Warm the milk so when tested on your wrist, it feels slightly warm. "Keep the formula warmed during feeding" by setting it in a dish of Hot Water. Never warm any kind of milk replacer in a microwave. Keep formula in the refrigerator. Wash and rinse well all feeding supplies each time "immediately" after each feeding. Another common cause of life threatening stomach/Intestinal upset in puppies are improperly washed or rinsed feeding utensils.

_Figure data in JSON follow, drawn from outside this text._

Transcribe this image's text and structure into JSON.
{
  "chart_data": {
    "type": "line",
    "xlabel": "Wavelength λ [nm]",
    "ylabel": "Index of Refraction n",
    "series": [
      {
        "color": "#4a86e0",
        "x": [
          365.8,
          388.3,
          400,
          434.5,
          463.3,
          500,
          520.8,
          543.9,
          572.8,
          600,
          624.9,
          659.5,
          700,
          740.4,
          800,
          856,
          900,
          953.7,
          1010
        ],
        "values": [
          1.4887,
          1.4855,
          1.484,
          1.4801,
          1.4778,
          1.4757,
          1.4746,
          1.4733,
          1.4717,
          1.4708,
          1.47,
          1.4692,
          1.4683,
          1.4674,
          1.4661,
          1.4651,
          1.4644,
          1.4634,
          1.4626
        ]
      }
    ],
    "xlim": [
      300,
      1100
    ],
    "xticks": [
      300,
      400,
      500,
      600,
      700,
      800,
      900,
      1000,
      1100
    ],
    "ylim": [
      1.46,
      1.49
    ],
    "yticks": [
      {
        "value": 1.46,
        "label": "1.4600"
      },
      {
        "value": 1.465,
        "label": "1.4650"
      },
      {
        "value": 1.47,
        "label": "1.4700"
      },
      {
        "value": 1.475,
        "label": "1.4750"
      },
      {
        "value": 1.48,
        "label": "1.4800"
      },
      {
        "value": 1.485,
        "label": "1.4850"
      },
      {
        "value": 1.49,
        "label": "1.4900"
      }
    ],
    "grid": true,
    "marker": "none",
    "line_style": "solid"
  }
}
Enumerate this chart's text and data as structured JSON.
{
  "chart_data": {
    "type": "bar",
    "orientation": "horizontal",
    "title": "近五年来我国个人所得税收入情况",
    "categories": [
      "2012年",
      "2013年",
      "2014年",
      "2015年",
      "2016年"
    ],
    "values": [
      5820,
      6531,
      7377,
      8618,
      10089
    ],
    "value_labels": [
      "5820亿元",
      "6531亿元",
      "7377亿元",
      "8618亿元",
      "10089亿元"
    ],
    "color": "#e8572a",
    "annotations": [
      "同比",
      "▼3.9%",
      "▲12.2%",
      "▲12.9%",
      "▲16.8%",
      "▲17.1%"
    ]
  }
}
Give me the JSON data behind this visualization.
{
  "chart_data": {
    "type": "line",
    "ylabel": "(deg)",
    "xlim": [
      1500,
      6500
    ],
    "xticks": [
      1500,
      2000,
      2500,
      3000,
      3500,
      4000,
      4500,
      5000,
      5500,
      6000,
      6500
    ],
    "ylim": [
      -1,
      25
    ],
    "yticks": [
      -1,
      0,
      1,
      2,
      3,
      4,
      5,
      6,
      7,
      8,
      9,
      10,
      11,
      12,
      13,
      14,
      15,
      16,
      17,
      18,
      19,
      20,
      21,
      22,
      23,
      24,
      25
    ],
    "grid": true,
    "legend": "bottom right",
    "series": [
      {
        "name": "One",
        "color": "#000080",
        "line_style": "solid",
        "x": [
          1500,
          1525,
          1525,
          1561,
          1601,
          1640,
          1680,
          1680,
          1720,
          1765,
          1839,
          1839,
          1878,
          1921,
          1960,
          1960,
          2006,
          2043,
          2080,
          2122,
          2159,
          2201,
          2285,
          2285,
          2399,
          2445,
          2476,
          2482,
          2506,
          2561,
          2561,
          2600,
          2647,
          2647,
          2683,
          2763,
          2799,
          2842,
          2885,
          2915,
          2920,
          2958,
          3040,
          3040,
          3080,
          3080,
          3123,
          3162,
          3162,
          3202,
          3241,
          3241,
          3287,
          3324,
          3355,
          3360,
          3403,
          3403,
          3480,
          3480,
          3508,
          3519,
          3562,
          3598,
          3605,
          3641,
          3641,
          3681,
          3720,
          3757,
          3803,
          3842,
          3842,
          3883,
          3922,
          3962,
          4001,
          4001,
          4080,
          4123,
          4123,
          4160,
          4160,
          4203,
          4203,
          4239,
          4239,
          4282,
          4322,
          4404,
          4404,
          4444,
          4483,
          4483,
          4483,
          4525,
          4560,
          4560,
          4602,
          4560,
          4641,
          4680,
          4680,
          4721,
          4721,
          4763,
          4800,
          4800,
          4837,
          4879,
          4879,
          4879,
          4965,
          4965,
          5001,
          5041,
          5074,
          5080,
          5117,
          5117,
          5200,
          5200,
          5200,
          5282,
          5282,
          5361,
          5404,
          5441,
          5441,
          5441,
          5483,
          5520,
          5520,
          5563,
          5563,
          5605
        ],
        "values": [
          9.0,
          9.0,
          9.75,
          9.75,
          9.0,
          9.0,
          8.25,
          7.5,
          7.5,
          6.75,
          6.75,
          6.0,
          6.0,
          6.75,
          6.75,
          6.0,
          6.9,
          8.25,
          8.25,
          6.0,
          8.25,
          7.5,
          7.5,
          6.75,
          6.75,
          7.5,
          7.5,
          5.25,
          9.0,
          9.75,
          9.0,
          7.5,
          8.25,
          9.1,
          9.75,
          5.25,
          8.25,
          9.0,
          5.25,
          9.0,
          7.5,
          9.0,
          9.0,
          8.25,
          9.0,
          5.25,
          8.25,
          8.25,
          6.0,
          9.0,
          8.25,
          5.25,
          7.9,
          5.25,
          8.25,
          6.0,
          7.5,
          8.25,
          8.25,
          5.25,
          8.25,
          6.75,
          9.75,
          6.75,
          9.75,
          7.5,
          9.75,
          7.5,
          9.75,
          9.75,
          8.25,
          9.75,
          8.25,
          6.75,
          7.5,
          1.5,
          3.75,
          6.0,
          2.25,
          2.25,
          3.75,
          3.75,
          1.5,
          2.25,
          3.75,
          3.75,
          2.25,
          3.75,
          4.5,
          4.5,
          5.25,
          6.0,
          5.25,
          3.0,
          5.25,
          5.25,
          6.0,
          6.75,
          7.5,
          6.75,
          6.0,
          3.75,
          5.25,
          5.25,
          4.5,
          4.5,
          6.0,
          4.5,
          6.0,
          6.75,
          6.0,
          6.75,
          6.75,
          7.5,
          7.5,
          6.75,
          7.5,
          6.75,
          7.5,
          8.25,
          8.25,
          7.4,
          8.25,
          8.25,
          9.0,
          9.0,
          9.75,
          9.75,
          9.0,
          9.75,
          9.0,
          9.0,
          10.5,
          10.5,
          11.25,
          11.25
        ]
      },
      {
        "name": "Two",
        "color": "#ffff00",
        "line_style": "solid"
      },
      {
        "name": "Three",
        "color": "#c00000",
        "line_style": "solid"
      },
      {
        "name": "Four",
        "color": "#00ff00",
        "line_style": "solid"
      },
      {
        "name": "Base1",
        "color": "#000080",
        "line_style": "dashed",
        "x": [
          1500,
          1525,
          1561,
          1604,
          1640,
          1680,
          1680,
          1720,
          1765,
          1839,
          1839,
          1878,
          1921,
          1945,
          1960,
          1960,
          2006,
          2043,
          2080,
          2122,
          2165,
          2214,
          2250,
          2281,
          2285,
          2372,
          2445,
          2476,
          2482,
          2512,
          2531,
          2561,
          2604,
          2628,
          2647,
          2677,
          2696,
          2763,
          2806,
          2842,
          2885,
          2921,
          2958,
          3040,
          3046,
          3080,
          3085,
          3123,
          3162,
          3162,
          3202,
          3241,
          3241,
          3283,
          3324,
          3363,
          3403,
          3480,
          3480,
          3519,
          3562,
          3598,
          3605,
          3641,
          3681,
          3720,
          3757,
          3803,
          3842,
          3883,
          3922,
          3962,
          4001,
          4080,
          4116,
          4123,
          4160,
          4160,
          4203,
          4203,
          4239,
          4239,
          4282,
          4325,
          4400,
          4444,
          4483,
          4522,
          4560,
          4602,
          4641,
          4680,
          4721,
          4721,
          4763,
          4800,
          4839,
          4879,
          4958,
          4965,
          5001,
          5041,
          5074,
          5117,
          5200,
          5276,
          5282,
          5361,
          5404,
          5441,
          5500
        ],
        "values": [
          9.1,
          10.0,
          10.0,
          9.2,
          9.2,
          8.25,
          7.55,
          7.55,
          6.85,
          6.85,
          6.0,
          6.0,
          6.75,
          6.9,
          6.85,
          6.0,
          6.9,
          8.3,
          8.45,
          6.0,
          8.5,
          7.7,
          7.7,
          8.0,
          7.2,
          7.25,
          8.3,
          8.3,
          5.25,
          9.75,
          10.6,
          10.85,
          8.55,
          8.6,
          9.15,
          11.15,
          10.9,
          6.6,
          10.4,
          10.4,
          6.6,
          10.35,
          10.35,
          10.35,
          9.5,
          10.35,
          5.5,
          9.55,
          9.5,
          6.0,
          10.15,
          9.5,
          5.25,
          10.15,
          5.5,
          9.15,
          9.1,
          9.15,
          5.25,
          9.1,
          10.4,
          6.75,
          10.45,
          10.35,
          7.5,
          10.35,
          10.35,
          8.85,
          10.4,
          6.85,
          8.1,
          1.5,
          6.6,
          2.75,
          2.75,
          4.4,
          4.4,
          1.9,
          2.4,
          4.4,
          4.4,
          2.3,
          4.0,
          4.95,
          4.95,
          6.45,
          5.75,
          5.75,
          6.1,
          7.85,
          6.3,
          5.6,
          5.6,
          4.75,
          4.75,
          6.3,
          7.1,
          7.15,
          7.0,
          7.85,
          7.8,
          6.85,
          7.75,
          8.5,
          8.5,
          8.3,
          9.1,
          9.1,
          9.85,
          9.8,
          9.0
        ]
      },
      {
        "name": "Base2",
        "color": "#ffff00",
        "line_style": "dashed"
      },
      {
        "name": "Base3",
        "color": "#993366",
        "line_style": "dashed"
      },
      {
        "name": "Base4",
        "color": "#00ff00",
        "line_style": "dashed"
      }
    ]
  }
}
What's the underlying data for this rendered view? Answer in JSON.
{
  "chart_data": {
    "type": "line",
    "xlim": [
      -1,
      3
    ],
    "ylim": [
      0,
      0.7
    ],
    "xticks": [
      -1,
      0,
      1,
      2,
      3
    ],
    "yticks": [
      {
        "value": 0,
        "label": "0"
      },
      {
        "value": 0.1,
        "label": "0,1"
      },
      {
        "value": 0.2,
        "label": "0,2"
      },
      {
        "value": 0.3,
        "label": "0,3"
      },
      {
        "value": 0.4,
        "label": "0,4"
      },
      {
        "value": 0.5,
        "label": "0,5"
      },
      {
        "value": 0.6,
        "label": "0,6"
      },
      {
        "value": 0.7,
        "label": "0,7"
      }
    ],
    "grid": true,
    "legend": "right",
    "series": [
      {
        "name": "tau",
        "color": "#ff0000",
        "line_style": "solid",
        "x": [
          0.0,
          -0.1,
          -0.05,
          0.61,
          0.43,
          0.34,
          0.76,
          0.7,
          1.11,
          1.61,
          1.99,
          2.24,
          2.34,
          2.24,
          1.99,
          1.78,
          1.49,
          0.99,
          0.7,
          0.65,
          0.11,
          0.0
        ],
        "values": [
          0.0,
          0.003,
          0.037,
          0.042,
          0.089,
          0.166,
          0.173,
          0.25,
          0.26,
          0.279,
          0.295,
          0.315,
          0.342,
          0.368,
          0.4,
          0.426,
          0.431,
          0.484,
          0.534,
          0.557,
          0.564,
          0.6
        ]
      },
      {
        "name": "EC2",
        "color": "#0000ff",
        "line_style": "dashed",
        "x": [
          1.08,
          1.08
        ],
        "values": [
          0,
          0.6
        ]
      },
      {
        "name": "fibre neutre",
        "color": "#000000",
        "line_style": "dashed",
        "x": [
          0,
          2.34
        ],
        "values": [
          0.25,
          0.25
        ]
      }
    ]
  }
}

The correct position for bottle nursing a puppy is to open the mouth with the tip of your finger, insert the nipple and hold at a 45 degree angle. You must prevent air from getting swallowed down into it's stomach. NOTE: "The puppies tongue MUST be under the nipple, eye dropper, syringe, etc". You must make sure of this each and every the puppy takes it into it's mouth. By feeding a puppy with it's tongue above the feeding instrument, it will get milk into it's lungs and can die from it. Their sucking reflex is very strong so in-between insertion of the feeding instrument, they may have their little tongues practically glued to the top of their mouths. Simply run your finger down their nose and lips until they release their tongue so it is back in it's proper place for more feeding.

As long as the puppy does not cry excessively, gains weight and feels firm to the touch, the diet is meeting it's nutritional requirements. Common problems are over feeding and underfeeding. Both cause diarrhea and/or failure to gain weight. If the puppy seems reasonably content with a normal stool (fairly firm, darker yellowish) everything should be fine.

YOU NEED A VET'S ADVICE IMMEDIATELY IF: Any change in the puppies stool in CONSISTENCY or COLOR which is reason to be greatly concerned. A continuously crying puppy is a distressed puppy. A puppy off by itself (away from the other ones) is in serious trouble.

NOTE: All mother dogs must have access to fresh, clean water close to the nest and fed free choice all the "Top Quality" dry dog food they can eat, 24/7.

ADDITIONAL INFO:  If no mother to provide warmth for Orphans, a source of warmth must be provided so they are kept at a constant temperature.  They must be able to get away from a source of warmth also.  Please speak to your Veterinarian about sources of artificial heat for newborns so you provide it correctly.  To hot can be worse than none at all.